2007 yılına yönelik hazırlanan yıllık programa göre, bu yıl cari işlemler açığı 30.7 milyar dolar olacağı tahmin edilirken, gelecek yılki açığın 30.4 milyar dolar olacağı programlanmaktadır. Beklenmedik bir gelişme olmazsa, iki rakam da gerçeği yansıtmaktan çok uzaktır.
Normal şartlarda, bu yıl sonu cari işlemler açığının 34 milyar doları aşması hiç de şaşırtıcı olmayacaktır. 2007 yılında ise yüzde 5 civarında ekonomik büyüme öngörüldüğüne göre, cari işlemler açığının 40 milyar doları aşması beklenmelidir. 2007 yılı programı ödemeler dengesi istatistiklerinde kullanılan mal dengesini çok düşük tahmin etmekte ya da öngörmektedir.
Cari işlemler dengesi içinde, mal dengesi dışındaki dengenin ise 2007 yılında 10.4 milyar dolar fazla vereceği öngörülmektedir.
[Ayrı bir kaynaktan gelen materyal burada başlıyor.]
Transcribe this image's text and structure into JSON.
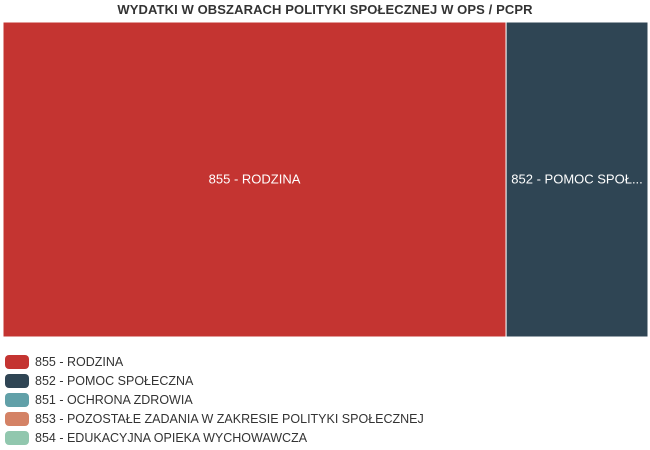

Bu tahmin, turizm sektörü canlanırsa, ulaşılabilecek bir büyüklüktür.
SÜRDÜRÜLEBİLİRLİK
Son yıllarda gözlenen eğilimler ışığında, gelecek yıl cari işlemler açığının bu yıl düzeyinde kalabilmesi için ekonomik büyümenin olmaması hatta, reel olarak ekonomik küçülmenin gerektiği ortaya çıkmaktadır. Dolayısıyla, ekonomik büyümenin yüzde 5’ler civarında olacağı hedeflenen bir programda, cari işlemler açığının aynı kalacağını programlamak hiç de gerçekçi görünmemektedir.
Ekonomik büyüme oldukça, Türkiye daha yüksek ve yükselen cari işlemler açığı ile yaşamak zorundadır. O halde, ekonomik strateji, yüksek ve giderek yükselen cari işlemler açığının kesintisiz bir biçimde finansmanına olanak sağlayacak şekilde oluşturulmalıdır. Kısa dönemde (1-2 yıl) böyle bir strateji oluşturmak olanaksız değildir, ama orta-uzun dönemde (5-10 yıl) Türkiye ekonomisinin bu düzeylerde büyümesi sürdürülebilir görünmemektedir.
Kısa dönemde bu boyutlardaki bir cari açığın sürdürülebilmesi uluslararası mali sermayenin yeterli boyutlarda Türkiye’ye çekilebilmesiyle mümkündür. Finansman kalitesi ne derece yükselirse yükselsin (yani, açığın ne kadarını doğrudan yabancı sermaye girişi ile finanse edersek edelim), yabancı sermayenin Türkiye’ye bakış açısını hep olumlu tutmak zorundayız. Bunun anlamı, IMF ve Avrupa Birliği (AB) ile ilişkilerin yabancı yatırımcıları kaygılandırmayacak düzeyde tutulmasıdır, yanlış yapılmamasıdır.
ESNEKLİKLER AZALIYOR
IMF ile ilişkilerin olumlu düzeyde tutulması enflasyonu azdırabilecek politikalardan kaçınıp, aksine enflasyonu kalıcı olarak yüzde 5’lerin altına çekecek uygulamalarla olabilecektir. Dolayısıyla, alıştığımız "seçim ekonomisi" uygulamalarının 2007 de görülmesi olasılığı giderek azalmaktadır. Bu, hiç "seçim ekonomisi" uygulanmayacak anlamına alınmamalıdır.
AB ile ilişkilerde ne olursa yabancı yatırımcıları kaygılandıracağını önceden kestirmek zordur. Ama, müzakerelerin tamamen kesilmesi elbette yabancıları ürkütecektir. O halde, AB ile ilişkilerde bir orta yol bulunmak zorundadır. Zaten, şu sıralarda da yabancı yatırımcıları kaygılandırmayacak bir orta yol aranmaktadır.
Yüksek cari işlemler açığı ile yaşamaya alışmak durumundayız. Alışırken, hem IMF hem de AB ile olan ilişkilerimizde, bazı esnekliklerin azalmasını da normal karşılamalıyız.